IRI has introduced another data discovery feature for personally identifiable information (PII) held in enterprise data sources. Beyond pattern- and fuzzy-match searches already supported, the new feature finds values held in a lookup or ‘set’ file (e.g., a list of names). The feature is now supported in the IRI FieldShield data masking product for databases and files, the IRI CellShield Enterprise Edition (EE) data masking product for Microsoft Excel spreadsheets, and the IRI Voracity platform for data lifecycle management.
Specifically, the new search capability is built into the wizards for database profiling, flat-file profiling, and dark data discovery in the IRI Workbench GUI (built on Eclipse), which supports FieldShield and all other IRI software. And, the same string-search feature was added to CellShield EE for masking data in Excel spreadsheets.
Value Searches in DBs & Files
To use the new lookup feature in the database or flat-file profiling wizards, find the Column (DB profiler) or Field (file profiler wizard) Selection page, and select the check box for Expression Search. On the next page, select Values File from the Search Type list. Then browse to find and select the set file with the values to be searched. Complete the rest of the fields on the page, and click Finish.
Value Searches in Documents
The Dark Data Discovery wizard can also find values in a tab-delimited ASCII file in Microsoft Office, PDF, and other unstructured documents on a local computer or LAN. The wizard extracts and buckets any values it finds in a delimited flat-file, or Excel Interchange File (EIF) for use in CellShield EE.
Value Searches in Excel
Alternatively, CellShield EE’s new Set File [based] Remediation feature can find values in any Excel 2010 or 2013 spreadsheet that exist in a set file, allowing you to mask those values via encryption, redaction, or pseudonymization. You upload the set file, choose the preferred protection function, and click “Remediate.” A popup lets you know when the operation is done.
Pseudonymization, by way of example, is a good way to de-identify names or other proper nouns while preserving realism in the target. Pseudonyms can be reversible, or not.

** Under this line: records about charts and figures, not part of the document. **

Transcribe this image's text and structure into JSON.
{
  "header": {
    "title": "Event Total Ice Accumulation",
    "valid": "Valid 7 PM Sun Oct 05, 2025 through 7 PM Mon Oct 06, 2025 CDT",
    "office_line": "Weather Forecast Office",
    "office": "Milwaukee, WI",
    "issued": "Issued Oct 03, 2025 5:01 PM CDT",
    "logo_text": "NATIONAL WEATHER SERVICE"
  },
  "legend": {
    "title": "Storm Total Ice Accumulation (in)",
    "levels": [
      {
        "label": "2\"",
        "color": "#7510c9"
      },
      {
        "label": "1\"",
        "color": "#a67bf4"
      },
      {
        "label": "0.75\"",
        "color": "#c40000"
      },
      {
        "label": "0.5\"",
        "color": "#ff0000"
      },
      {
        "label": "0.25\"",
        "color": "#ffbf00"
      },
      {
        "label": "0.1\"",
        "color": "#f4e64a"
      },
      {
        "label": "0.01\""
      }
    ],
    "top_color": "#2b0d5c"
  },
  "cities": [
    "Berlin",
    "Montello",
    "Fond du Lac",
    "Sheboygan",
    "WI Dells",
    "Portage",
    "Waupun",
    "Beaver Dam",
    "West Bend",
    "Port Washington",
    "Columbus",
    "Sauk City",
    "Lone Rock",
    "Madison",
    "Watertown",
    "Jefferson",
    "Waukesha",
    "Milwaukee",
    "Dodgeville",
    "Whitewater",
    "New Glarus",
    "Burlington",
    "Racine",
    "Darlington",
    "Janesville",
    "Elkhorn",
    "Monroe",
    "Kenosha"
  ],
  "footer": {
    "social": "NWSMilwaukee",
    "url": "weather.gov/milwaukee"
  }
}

- In your worksheet, click the Import Set File icon in the CellShield ribbon to open the Set File Search utility.
- Browse to the set file with the names you are looking for, and try to load it. You will get an error if there’s a problem with the file — it must be a list of ASCII values delimited by a space or carriage return. Click OK to continue.
- For the Remediation Type here, we’re choosing Pseudonymization, though we could also choose redaction (full/partial cell), or encryption (AES 128, FPE AES 256, etc.), instead.
- Click on Find Matches, and the Menu gives a count of the matches found, highlighted in red. Click OK to continue.
- Tick Recoverable to save a restore set, or Non-Recoverable to prevent data restoration.
- For Recoverable, a Restore file is automatically created in the “CX-Pseudo_Restore” folder on the local drive.
- The original Set File is scrambled to randomly create pseudonym (substitute) values, which will also get saved into a recovery file for optional restoration later.
- Click Remediate to pseudonymize the names in the sheet. You can see the scrambled names are now in place.
- You can restore the original names by using the recovery file. Click the restore tab in the set file module. Navigate to that file in the CX-Pseudo_Restore folder, and click the Restore button.
This feature is also offered in Bulk Remediate mode. Using your .eif file, you can simultaneously protect all the set file items in all the discovered sheets (lookup values) in the same way with the set file remediation function you choose.